The suit relays that at approximately 2:30 p.m. on November 22, 2023, a wheel bearing failed on a 16-car train operated by CSX, causing it to derail from the tracks near Livingston, Kentucky. According to the case, several of the train cars contained dangerous and combustible chemicals, including molten sulfur, which ignited after the cars were breached. The resulting fire reportedly burned for almost 24 hours and released plumes of toxic sulfur dioxide into neighboring communities, the complaint describes.
Because of the hazardous sulfur dioxide emissions—which can cause eye, nose and throat irritation; breathing difficulties and serious damage to the respiratory system—Kentucky governor Andy Beshear declared a state of emergency and issued evacuation orders for nearby residents, just as many were making preparations for the Thanksgiving holiday, the filing shares.
The lawsuit charges that the train derailment and resulting “catastrophe” was “entirely preventable” had the defendant complied with federal regulations and industry standards.
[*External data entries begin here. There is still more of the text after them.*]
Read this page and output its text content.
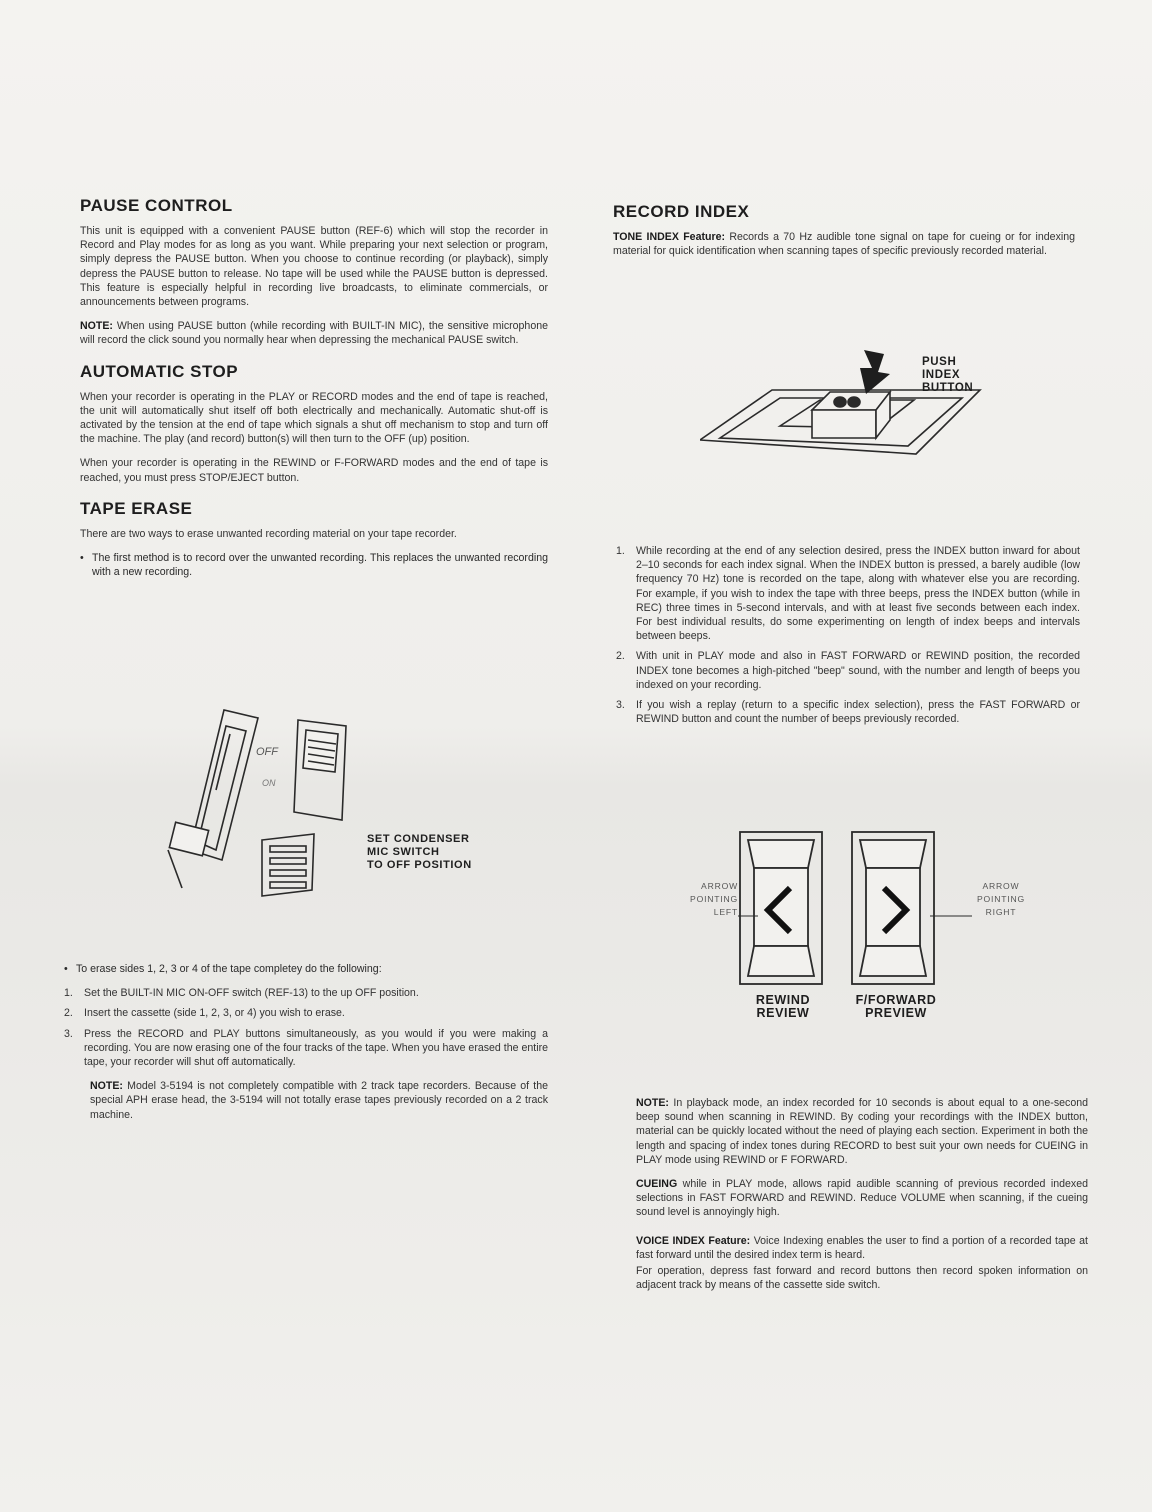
PAUSE CONTROL

This unit is equipped with a convenient PAUSE button (REF-6) which will stop the recorder in Record and Play modes for as long as you want. While preparing your next selection or program, simply depress the PAUSE button. When you choose to continue recording (or playback), simply depress the PAUSE button to release. No tape will be used while the PAUSE button is depressed. This feature is especially helpful in recording live broadcasts, to eliminate commercials, or announcements between programs.

NOTE: When using PAUSE button (while recording with BUILT-IN MIC), the sensitive microphone will record the click sound you normally hear when depressing the mechanical PAUSE switch.

AUTOMATIC STOP

When your recorder is operating in the PLAY or RECORD modes and the end of tape is reached, the unit will automatically shut itself off both electrically and mechanically. Automatic shut-off is activated by the tension at the end of tape which signals a shut off mechanism to stop and turn off the machine. The play (and record) button(s) will then turn to the OFF (up) position.

When your recorder is operating in the REWIND or F-FORWARD modes and the end of tape is reached, you must press STOP/EJECT button.

TAPE ERASE

There are two ways to erase unwanted recording material on your tape recorder.

• The first method is to record over the unwanted recording. This replaces the unwanted recording with a new recording.
OFF
ON
SET CONDENSER
MIC SWITCH
TO OFF POSITION
• To erase sides 1, 2, 3 or 4 of the tape completey do the following:
1. Set the BUILT-IN MIC ON-OFF switch (REF-13) to the up OFF position.
2. Insert the cassette (side 1, 2, 3, or 4) you wish to erase.
3. Press the RECORD and PLAY buttons simultaneously, as you would if you were making a recording. You are now erasing one of the four tracks of the tape. When you have erased the entire tape, your recorder will shut off automatically.

NOTE: Model 3-5194 is not completely compatible with 2 track tape recorders. Because of the special APH erase head, the 3-5194 will not totally erase tapes previously recorded on a 2 track machine.

RECORD INDEX

TONE INDEX Feature: Records a 70 Hz audible tone signal on tape for cueing or for indexing material for quick identification when scanning tapes of specific previously recorded material.

PUSH
INDEX
BUTTON
1. While recording at the end of any selection desired, press the INDEX button inward for about 2–10 seconds for each index signal. When the INDEX button is pressed, a barely audible (low frequency 70 Hz) tone is recorded on the tape, along with whatever else you are recording. For example, if you wish to index the tape with three beeps, press the INDEX button (while in REC) three times in 5-second intervals, and with at least five seconds between each index. For best individual results, do some experimenting on length of index beeps and intervals between beeps.
2. With unit in PLAY mode and also in FAST FORWARD or REWIND position, the recorded INDEX tone becomes a high-pitched "beep" sound, with the number and length of beeps you indexed on your recording.
3. If you wish a replay (return to a specific index selection), press the FAST FORWARD or REWIND button and count the number of beeps previously recorded.
ARROW
POINTING
LEFT
ARROW
POINTING
RIGHT
REWIND
REVIEW
F/FORWARD
PREVIEW

NOTE: In playback mode, an index recorded for 10 seconds is about equal to a one-second beep sound when scanning in REWIND. By coding your recordings with the INDEX button, material can be quickly located without the need of playing each section. Experiment in both the length and spacing of index tones during RECORD to best suit your own needs for CUEING in PLAY mode using REWIND or F FORWARD.

CUEING while in PLAY mode, allows rapid audible scanning of previous recorded indexed selections in FAST FORWARD and REWIND. Reduce VOLUME when scanning, if the cueing sound level is annoyingly high.

VOICE INDEX Feature: Voice Indexing enables the user to find a portion of a recorded tape at fast forward until the desired index term is heard.

For operation, depress fast forward and record buttons then record spoken information on adjacent track by means of the cassette side switch.
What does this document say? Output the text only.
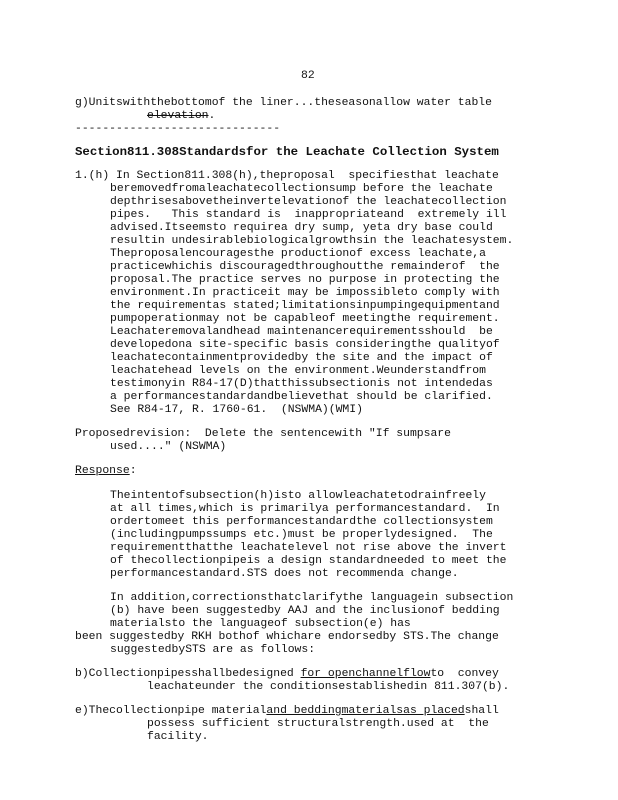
82
g)Unitswiththebottomof the liner...theseasonallow water table
elevation.
------------------------------
Section811.308Standardsfor the Leachate Collection System
1.(h) In Section811.308(h),theproposal  specifiesthat leachate
beremovedfromaleachatecollectionsump before the leachate
depthrisesabovetheinvertelevationof the leachatecollection
pipes.   This standard is  inappropriateand  extremely ill
advised.Itseemsto requirea dry sump, yeta dry base could
resultin undesirablebiologicalgrowthsin the leachatesystem.
Theproposalencouragesthe productionof excess leachate,a
practicewhichis discouragedthroughoutthe remainderof  the
proposal.The practice serves no purpose in protecting the
environment.In practiceit may be impossibleto comply with
the requirementas stated;limitationsinpumpingequipmentand
pumpoperationmay not be capableof meetingthe requirement.
Leachateremovalandhead maintenancerequirementsshould  be
developedona site-specific basis consideringthe qualityof
leachatecontainmentprovidedby the site and the impact of
leachatehead levels on the environment.Weunderstandfrom
testimonyin R84-17(D)thatthissubsectionis not intendedas
a performancestandardandbelievethat should be clarified.
See R84-17, R. 1760-61.  (NSWMA)(WMI)
Proposedrevision:  Delete the sentencewith "If sumpsare
used...." (NSWMA)
Response:
Theintentofsubsection(h)isto allowleachatetodrainfreely
at all times,which is primarilya performancestandard.  In
ordertomeet this performancestandardthe collectionsystem
(includingpumpssumps etc.)must be properlydesigned.  The
requirementthatthe leachatelevel not rise above the invert
of thecollectionpipeis a design standardneeded to meet the
performancestandard.STS does not recommenda change.
In addition,correctionsthatclarifythe languagein subsection
(b) have been suggestedby AAJ and the inclusionof bedding
materialsto the languageof subsection(e) has
been suggestedby RKH bothof whichare endorsedby STS.The change
suggestedbySTS are as follows:
b)Collectionpipesshallbedesigned for openchannelflowto  convey
leachateunder the conditionsestablishedin 811.307(b).
e)Thecollectionpipe materialand beddingmaterialsas placedshall
possess sufficient structuralstrength.used at  the
facility.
As the suit tells it, CSX failed to properly perform inspections to test for mechanical problems and had no adequate plan in place to prevent the derailment or subsequent chemical fire.
Per the case, the company reported that the incident occurred due to a faulty wheel bearing that failed to trigger one of the track’s hot bearing detectors (HBD), which alert crews to such malfunctions and should be placed trackside on average every 15 miles, according to industry best practices. The complaint contends that on the day of the derailment, the train had traveled more than 21 miles since passing an HBD and would not have reached the next one for another two miles.
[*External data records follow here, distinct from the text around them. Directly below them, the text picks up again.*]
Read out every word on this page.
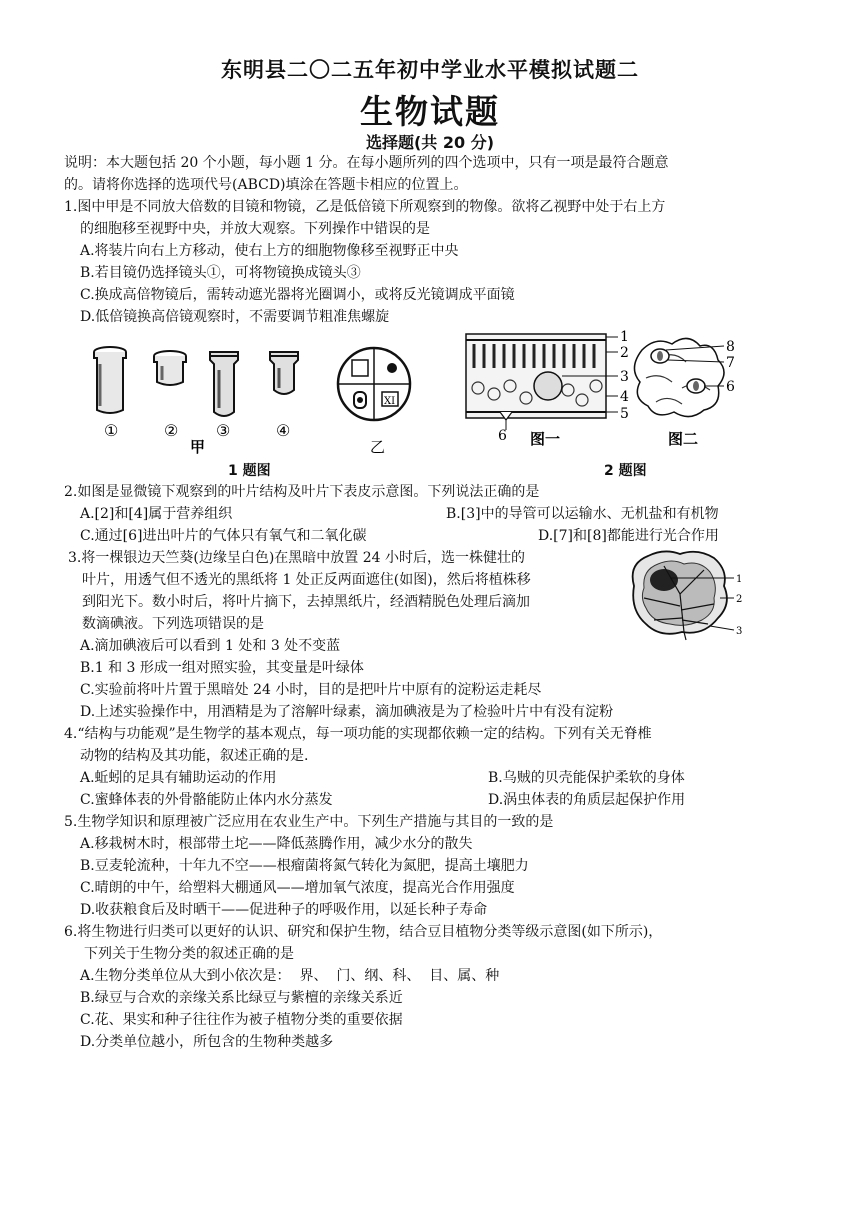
东明县二〇二五年初中学业水平模拟试题二
生物试题
选择题(共 20 分)
说明：本大题包括 20 个小题，每小题 1 分。在每小题所列的四个选项中，只有一项是最符合题意
的。请将你选择的选项代号(ABCD)填涂在答题卡相应的位置上。
1.图中甲是不同放大倍数的目镜和物镜，乙是低倍镜下所观察到的物像。欲将乙视野中处于右上方
的细胞移至视野中央，并放大观察。下列操作中错误的是
A.将装片向右上方移动，使右上方的细胞物像移至视野正中央
B.若目镜仍选择镜头①，可将物镜换成镜头③
C.换成高倍物镜后，需转动遮光器将光圈调小，或将反光镜调成平面镜
D.低倍镜换高倍镜观察时，不需要调节粗准焦螺旋
①	② ③	④
甲
XI
乙
1 题图
1
2
3
4
5
6 图一
8
7
6
图二
2 题图
2.如图是显微镜下观察到的叶片结构及叶片下表皮示意图。下列说法正确的是
A.[2]和[4]属于营养组织	B.[3]中的导管可以运输水、无机盐和有机物
C.通过[6]进出叶片的气体只有氧气和二氧化碳	D.[7]和[8]都能进行光合作用
3.将一棵银边天竺葵(边缘呈白色)在黑暗中放置 24 小时后，选一株健壮的
叶片，用透气但不透光的黑纸将 1 处正反两面遮住(如图)，然后将植株移
到阳光下。数小时后，将叶片摘下，去掉黑纸片，经酒精脱色处理后滴加
数滴碘液。下列选项错误的是
1
2
3
A.滴加碘液后可以看到 1 处和 3 处不变蓝
B.1 和 3 形成一组对照实验，其变量是叶绿体
C.实验前将叶片置于黑暗处 24 小时，目的是把叶片中原有的淀粉运走耗尽
D.上述实验操作中，用酒精是为了溶解叶绿素，滴加碘液是为了检验叶片中有没有淀粉
4.“结构与功能观”是生物学的基本观点，每一项功能的实现都依赖一定的结构。下列有关无脊椎
动物的结构及其功能，叙述正确的是.
A.蚯蚓的足具有辅助运动的作用	B.乌贼的贝壳能保护柔软的身体
C.蜜蜂体表的外骨骼能防止体内水分蒸发	D.涡虫体表的角质层起保护作用
5.生物学知识和原理被广泛应用在农业生产中。下列生产措施与其目的一致的是
A.移栽树木时，根部带土坨——降低蒸腾作用，减少水分的散失
B.豆麦轮流种，十年九不空——根瘤菌将氮气转化为氮肥，提高土壤肥力
C.晴朗的中午，给塑料大棚通风——增加氧气浓度，提高光合作用强度
D.收获粮食后及时晒干——促进种子的呼吸作用，以延长种子寿命
6.将生物进行归类可以更好的认识、研究和保护生物，结合豆目植物分类等级示意图(如下所示)，
下列关于生物分类的叙述正确的是
A.生物分类单位从大到小依次是：  界、  门、纲、科、  目、属、种
B.绿豆与合欢的亲缘关系比绿豆与紫檀的亲缘关系近
C.花、果实和种子往往作为被子植物分类的重要依据
D.分类单位越小，所包含的生物种类越多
“CSX knew or should have known that over 23 miles between hot bearing detectors, as was the case in Livingston, was unreasonable, negligent, reckless, and not in accordance with industry standards,” the complaint claims.
The filing argues that the train “should never have been operated in such a reckless manner” considering it carried extremely toxic and combustible substances.
As a result of CSX’s alleged failures, Kentucky residents like the plaintiffs—two individuals who live within a few miles of the derailment site—have been exposed to poisonous chemical smoke and now “fear for the long-term consequences to [their] health,” the case shares.
The lawsuit looks to represent anyone who resided or was present in the evacuation zone of the CSX train derailment in Rockcastle County, Kentucky, on November 22, 2023.